9. the system as any one of foregoing Claims, wherein said divided stages device also include being operable to EMG activity and export for awakening (W), the explanation of the representative level of skeleton muscular tension of non-REM (NREM) and REM sleep Device module.
10. the system as any one of foregoing Claims, wherein said divided stages device also include being operable to Estimate the REM complexity module of the complexity of REM sleep.
11. systems as any one of foregoing Claims, wherein said divided stages device also includes REM module of boundary Block.
12. systems as any one of foregoing Claims, wherein said divided stages device also includes synthesis preferably REM module.
13. systems as any one of foregoing Claims, wherein said divided stages device also include by epoch enter Go and export the divided stages loop module of corresponding Sleep stages.
14. systems as any one of foregoing Claims, are also included not have the pattern of scalp electrode to be placed on trouble Multiple electrodes on person's head.
A kind of 15. methods for determining Sleep stages and produce hypnogram, including the complexity of measurement EEG passage.
The system and method for 16. diagnosis being used for sleep, including:
Specific electrode structure, this specific electrode structure has in the application of another ear or A1-REF and A2-REF at least One;
Wherein this electrode structure is used at least one of the following:
Produce hypnogram;
Determine the state of the consciousness of patient;
Or it is used for any other application.
17. system and method being used for the damage that detection is led to due to drowsiness, including at least one of the following:
Monitoring experimenter;
Determine when experimenter is experiencing the sleep state being associated with damage;
Alert to experimenter and damage;
At least one risk level that record is associated with damage.
18. system and method as claimed in claim 17, at least one of the following:
Vehicle driver;
Need the vigilant mounting operator improving;And
Because the mistake that the damage of experimenter leads to can have a case that negative consequences.
19. are used for the system and method predicting the presence of Alzheimer in experimenter, including:
Monitoring experimenter;And
When increased sleep awakening is observed higher than specific threshold, determine that experimenter is likely to be of Alzheimer.

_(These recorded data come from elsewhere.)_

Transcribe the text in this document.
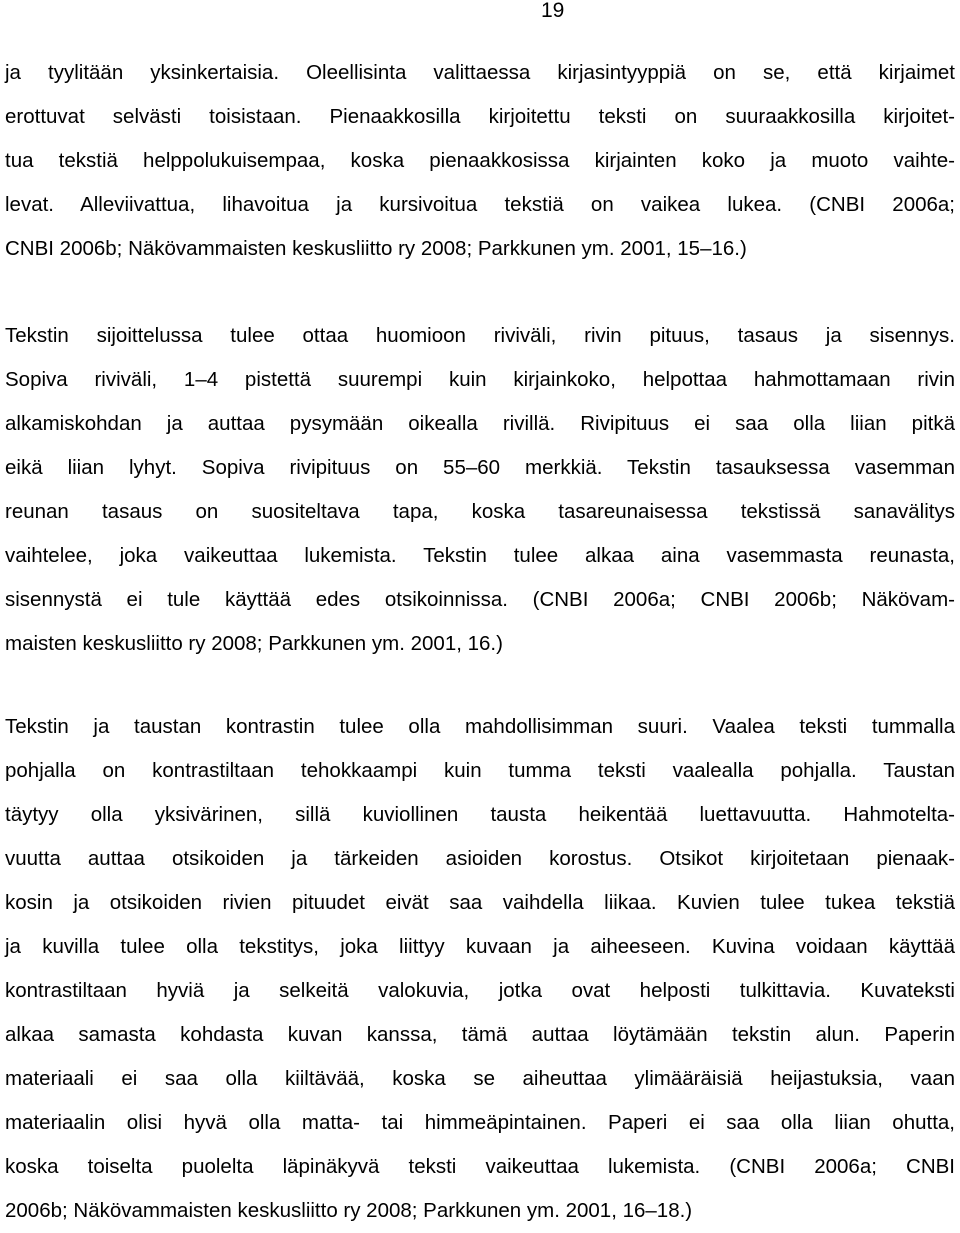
19
ja tyylitään yksinkertaisia. Oleellisinta valittaessa kirjasintyyppiä on se, että kirjaimet
erottuvat selvästi toisistaan. Pienaakkosilla kirjoitettu teksti on suuraakkosilla kirjoitet-
tua tekstiä helppolukuisempaa, koska pienaakkosissa kirjainten koko ja muoto vaihte-
levat. Alleviivattua, lihavoitua ja kursivoitua tekstiä on vaikea lukea. (CNBI 2006a;
CNBI 2006b; Näkövammaisten keskusliitto ry 2008; Parkkunen ym. 2001, 15–16.)
Tekstin sijoittelussa tulee ottaa huomioon riviväli, rivin pituus, tasaus ja sisennys.
Sopiva riviväli, 1–4 pistettä suurempi kuin kirjainkoko, helpottaa hahmottamaan rivin
alkamiskohdan ja auttaa pysymään oikealla rivillä. Rivipituus ei saa olla liian pitkä
eikä liian lyhyt. Sopiva rivipituus on 55–60 merkkiä. Tekstin tasauksessa vasemman
reunan tasaus on suositeltava tapa, koska tasareunaisessa tekstissä sanavälitys
vaihtelee, joka vaikeuttaa lukemista. Tekstin tulee alkaa aina vasemmasta reunasta,
sisennystä ei tule käyttää edes otsikoinnissa. (CNBI 2006a; CNBI 2006b; Näkövam-
maisten keskusliitto ry 2008; Parkkunen ym. 2001, 16.)
Tekstin ja taustan kontrastin tulee olla mahdollisimman suuri. Vaalea teksti tummalla
pohjalla on kontrastiltaan tehokkaampi kuin tumma teksti vaalealla pohjalla. Taustan
täytyy olla yksivärinen, sillä kuviollinen tausta heikentää luettavuutta. Hahmotelta-
vuutta auttaa otsikoiden ja tärkeiden asioiden korostus. Otsikot kirjoitetaan pienaak-
kosin ja otsikoiden rivien pituudet eivät saa vaihdella liikaa. Kuvien tulee tukea tekstiä
ja kuvilla tulee olla tekstitys, joka liittyy kuvaan ja aiheeseen. Kuvina voidaan käyttää
kontrastiltaan hyviä ja selkeitä valokuvia, jotka ovat helposti tulkittavia. Kuvateksti
alkaa samasta kohdasta kuvan kanssa, tämä auttaa löytämään tekstin alun. Paperin
materiaali ei saa olla kiiltävää, koska se aiheuttaa ylimääräisiä heijastuksia, vaan
materiaalin olisi hyvä olla matta- tai himmeäpintainen. Paperi ei saa olla liian ohutta,
koska toiselta puolelta läpinäkyvä teksti vaikeuttaa lukemista. (CNBI 2006a; CNBI
2006b; Näkövammaisten keskusliitto ry 2008; Parkkunen ym. 2001, 16–18.)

20. system and method as claimed in claim 19, wherein said specific threshold is that the sleep of the increase of annual ten days is called out Wake up.
The system and method for the 21. experimenter's operation consent screenings being used for potential problems during and/or after anesthesia for the prediction, bag Include:
Monitoring experimenter;And
Sleep stages based on diagnosis divide and determine that potential problem is likely.
One or more of 22. systems as described in claim 1 to 14 are used for the purposes of diagnosis sleep.
A kind of 23. systems for diagnosis sleep or method, include just like the element of the general and specific description of this paper or step One or more of.